Despite the large number of trails focused on depression and anxiety, medical cannabis was prescribed for this reason in only a couple of trials. In nearly all trials it had been prescribed for other reasons, mostly chronic pain. The studies just happened to look at the effect on mental health as well.

In nearly all trials, medical cannabis was given alongside other treatments for the condition, rather than being the sole treatment.

The trials used various types of medical cannabis, which was mostly taken by mouth, with only a couple of trials looking at vaporised or smoked cannabis.

Overall the quality of evidence was very low, with most trials carrying a risk of bias that could affect reliability of the results.

What were the basic results?

Nearly all evidence looked at medical-grade tetrahydrocannabinol and cannabidiol in combination (THC-CBD), with only a few looking at CBD alone or other types of medical cannabis.

The pooled results of 11 trials found that THC-CBD made no difference to depression symptoms. The pooled results of 7 trials suggested THC-CBD gave a small improvement in anxiety symptoms.

One psychosis trial suggested CBD may improve quality of life, while another suggested THC-CBD may worsen symptoms. Overall, none of the psychosis trials found that medical cannabis improved symptoms.

The 2 trials on Tourette's syndrome and the single trial on ADHD found no benefit from THC-CBD. The 1 trial in PTSD suggested THC-CBD made some difference to nightmare frequency and functioning, but it did not look at symptom scores or remission.

Overall, 10 trials (1,495 people) found that THC-CBD doubled the risk of side effects (odds-ratio 1.99, 95% confidence-interval (CI) 1.20 to 3.29), including the risk of worsening mental health symptoms. In 11 trials (1,621 adults), the chance of stopping treatment due to side effects was nearly tripled (2.78, 95% CI 1.59 to 4.86).

How did the researchers interpret the results?

The researchers conclude: "There is scarce evidence to suggest that cannabinoids improve depressive disorders and symptoms, anxiety disorders, ADHD, Tourette's syndrome, PTSD, or psychosis. There is very low-quality evidence that pharmaceutical THC (with or without CBD) leads to a small improvement in symptoms of anxiety among individuals with other medical conditions."

They suggest that there is insufficient evidence to provide guidance on the use of cannabinoids and that further high-quality studies are needed.


This is a valuable review that has gathered all the evidence to date on the use of medical cannabis in mental health conditions.

What it highlights most of all is the overwhelming poor quality of studies to date, which do not provide good evidence to support the use of medical cannabis for the treatment of mental health conditions.
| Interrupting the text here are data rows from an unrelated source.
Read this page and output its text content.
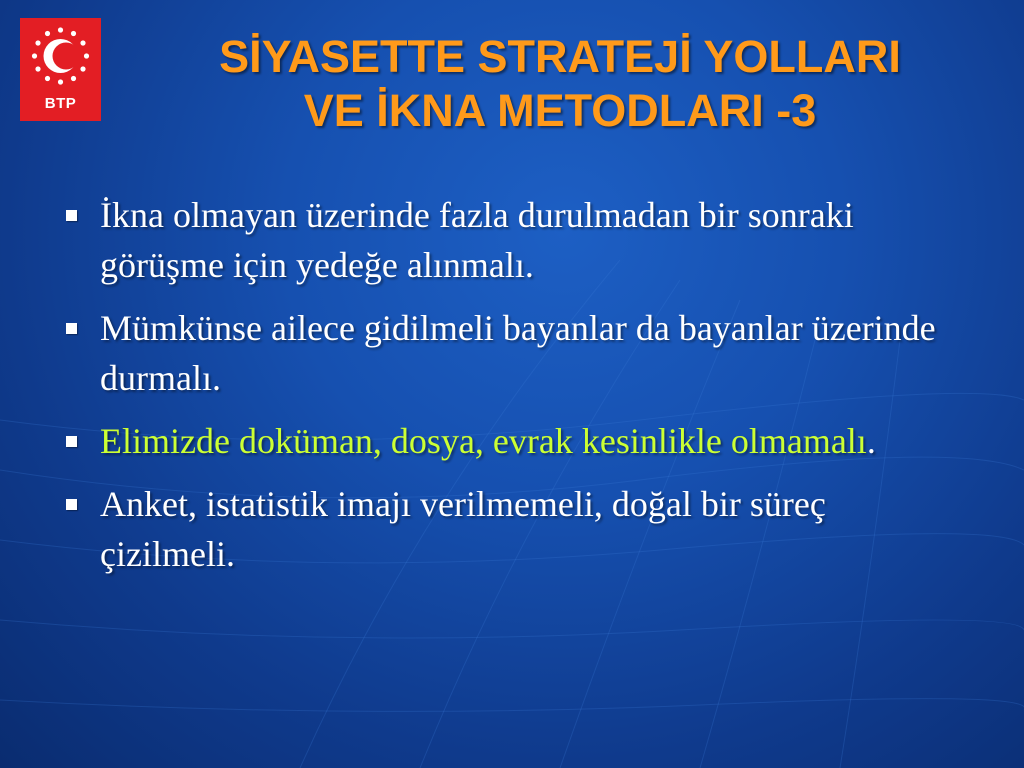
BTP
SİYASETTE STRATEJİ YOLLARI
VE İKNA METODLARI -3
İkna olmayan üzerinde fazla durulmadan bir sonraki görüşme için yedeğe alınmalı.
Mümkünse ailece gidilmeli bayanlar da bayanlar üzerinde durmalı.
Elimizde doküman, dosya, evrak kesinlikle olmamalı.
Anket, istatistik imajı verilmemeli, doğal bir süreç çizilmeli.
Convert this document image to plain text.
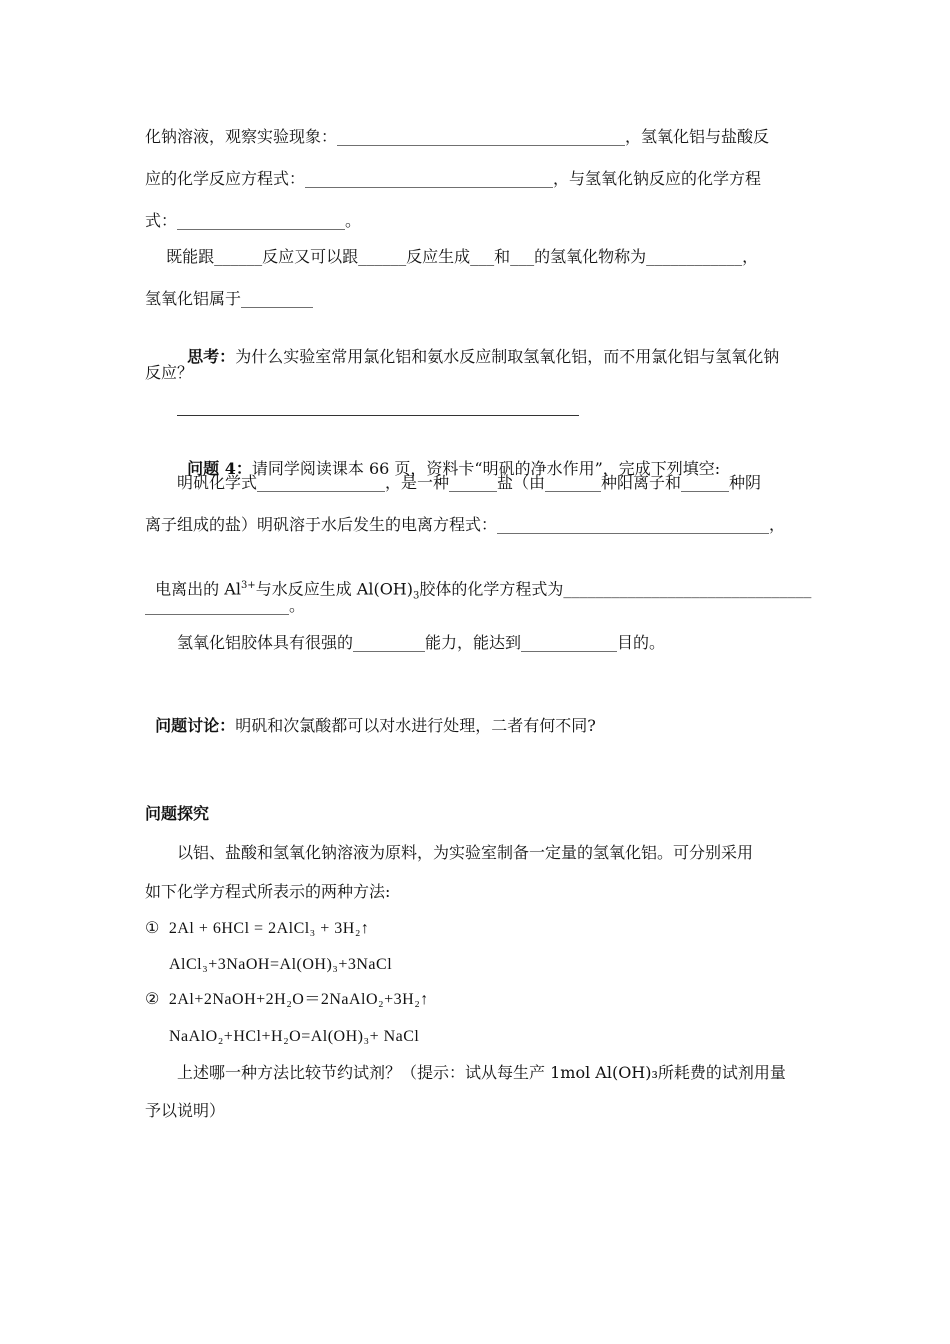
化钠溶液，观察实验现象：____________________________________，氢氧化铝与盐酸反
应的化学反应方程式：_______________________________，与氢氧化钠反应的化学方程
式：_____________________。
　 既能跟______反应又可以跟______反应生成___和___的氢氧化物称为____________，
氢氧化铝属于_________

思考：为什么实验室常用氯化铝和氨水反应制取氢氧化铝，而不用氯化铝与氢氧化钠

反应？

问题 4：请同学阅读课本 66 页，资料卡“明矾的净水作用”，完成下列填空:

明矾化学式________________，是一种______盐（由_______种阳离子和______种阴
离子组成的盐）明矾溶于水后发生的电离方程式：__________________________________，

电离出的 $Al^{3+}$与水反应生成 $Al(OH)_3$胶体的化学方程式为_______________________________

__________________。
氢氧化铝胶体具有很强的_________能力，能达到____________目的。

问题讨论：明矾和次氯酸都可以对水进行处理，二者有何不同?

问题探究
以铝、盐酸和氢氧化钠溶液为原料，为实验室制备一定量的氢氧化铝。可分别采用
如下化学方程式所表示的两种方法:
①  2Al + 6HCl = 2AlCl₃ + 3H₂↑
AlCl₃+3NaOH=Al(OH)₃+3NaCl
②  2Al+2NaOH+2H₂O＝2NaAlO₂+3H₂↑
NaAlO₂+HCl+H₂O=Al(OH)₃+ NaCl
上述哪一种方法比较节约试剂？（提示：试从每生产 1mol Al(OH)₃所耗费的试剂用量
予以说明）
Studies were small and with variable methods, findings and risk of bias.

Even for anxiety – the only condition where they found a small improvement in symptoms – medical cannabis had been given to treat chronic pain or multiple sclerosis symptoms, not to treat anxiety. This makes the evidence on anxiety symptoms unreliable and of poor quality.
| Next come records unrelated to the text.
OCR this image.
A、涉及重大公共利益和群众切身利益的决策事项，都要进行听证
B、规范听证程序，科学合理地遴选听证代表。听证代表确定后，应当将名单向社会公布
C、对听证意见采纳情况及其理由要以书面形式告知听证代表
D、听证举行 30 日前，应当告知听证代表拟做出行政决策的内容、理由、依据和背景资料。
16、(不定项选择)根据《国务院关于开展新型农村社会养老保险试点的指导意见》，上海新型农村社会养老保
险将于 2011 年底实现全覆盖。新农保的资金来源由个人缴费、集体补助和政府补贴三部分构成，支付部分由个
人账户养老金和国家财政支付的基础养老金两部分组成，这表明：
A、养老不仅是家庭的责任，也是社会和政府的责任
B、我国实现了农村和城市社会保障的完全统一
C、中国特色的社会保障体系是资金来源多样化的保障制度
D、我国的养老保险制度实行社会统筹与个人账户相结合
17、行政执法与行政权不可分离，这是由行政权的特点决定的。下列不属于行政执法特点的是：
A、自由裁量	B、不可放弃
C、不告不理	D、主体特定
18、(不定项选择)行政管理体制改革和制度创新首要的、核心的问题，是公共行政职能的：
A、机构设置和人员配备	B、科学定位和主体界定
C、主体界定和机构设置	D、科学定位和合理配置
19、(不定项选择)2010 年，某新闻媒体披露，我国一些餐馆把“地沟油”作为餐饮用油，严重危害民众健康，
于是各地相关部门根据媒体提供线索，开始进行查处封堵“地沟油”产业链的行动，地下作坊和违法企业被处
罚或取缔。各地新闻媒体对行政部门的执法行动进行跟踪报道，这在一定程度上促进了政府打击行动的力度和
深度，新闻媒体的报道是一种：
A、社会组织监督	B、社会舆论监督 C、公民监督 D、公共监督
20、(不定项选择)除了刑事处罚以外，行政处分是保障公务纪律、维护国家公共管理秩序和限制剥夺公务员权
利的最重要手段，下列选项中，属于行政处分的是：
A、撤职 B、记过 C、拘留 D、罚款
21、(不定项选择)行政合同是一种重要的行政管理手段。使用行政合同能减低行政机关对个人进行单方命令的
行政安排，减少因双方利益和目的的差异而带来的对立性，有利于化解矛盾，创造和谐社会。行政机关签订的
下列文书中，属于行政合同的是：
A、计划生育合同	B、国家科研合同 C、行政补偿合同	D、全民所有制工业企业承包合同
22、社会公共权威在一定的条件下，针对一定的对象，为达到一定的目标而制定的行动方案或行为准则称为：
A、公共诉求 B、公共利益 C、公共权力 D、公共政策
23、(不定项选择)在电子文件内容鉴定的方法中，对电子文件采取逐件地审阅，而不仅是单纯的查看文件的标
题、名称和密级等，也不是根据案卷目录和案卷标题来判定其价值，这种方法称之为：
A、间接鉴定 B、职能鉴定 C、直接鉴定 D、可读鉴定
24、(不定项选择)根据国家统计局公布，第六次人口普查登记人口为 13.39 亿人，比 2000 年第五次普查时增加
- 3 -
Other experts in the field have highlighted the need for quality evidence into medical cannabis, not only for mental health conditions, but for other medical conditions as well.
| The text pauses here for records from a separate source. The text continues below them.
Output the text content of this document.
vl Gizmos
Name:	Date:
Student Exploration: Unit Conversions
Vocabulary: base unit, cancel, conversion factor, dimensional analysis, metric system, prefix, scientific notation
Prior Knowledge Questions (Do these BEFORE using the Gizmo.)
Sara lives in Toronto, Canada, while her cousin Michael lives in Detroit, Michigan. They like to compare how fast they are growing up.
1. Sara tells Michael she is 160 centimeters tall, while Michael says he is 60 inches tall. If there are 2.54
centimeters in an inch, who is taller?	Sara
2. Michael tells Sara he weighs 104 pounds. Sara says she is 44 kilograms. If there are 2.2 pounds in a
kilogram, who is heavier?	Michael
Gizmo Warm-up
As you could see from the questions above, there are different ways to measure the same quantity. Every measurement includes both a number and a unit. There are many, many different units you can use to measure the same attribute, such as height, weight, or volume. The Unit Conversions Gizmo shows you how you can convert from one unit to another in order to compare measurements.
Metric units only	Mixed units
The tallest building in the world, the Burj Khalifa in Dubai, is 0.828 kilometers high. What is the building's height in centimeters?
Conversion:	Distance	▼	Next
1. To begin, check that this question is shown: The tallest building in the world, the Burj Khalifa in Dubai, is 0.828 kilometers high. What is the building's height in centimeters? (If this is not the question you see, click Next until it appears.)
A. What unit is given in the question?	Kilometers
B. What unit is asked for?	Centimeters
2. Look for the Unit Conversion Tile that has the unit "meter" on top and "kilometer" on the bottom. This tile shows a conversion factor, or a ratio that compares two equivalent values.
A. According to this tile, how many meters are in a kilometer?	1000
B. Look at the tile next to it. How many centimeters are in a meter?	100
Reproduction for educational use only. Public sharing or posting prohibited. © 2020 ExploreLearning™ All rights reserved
The National Institute for Health and Care Excellence (NICE) is in the process of producing guidance on the use of cannabis-based medical products.

It is important to see a doctor if you are suffering from symptoms of depression, anxiety or any other mental health condition. While there is currently no evidence to support the use of medical cannabis for these conditions, there are many safe and effective psychological therapies and medicines available that are backed by strong evidence.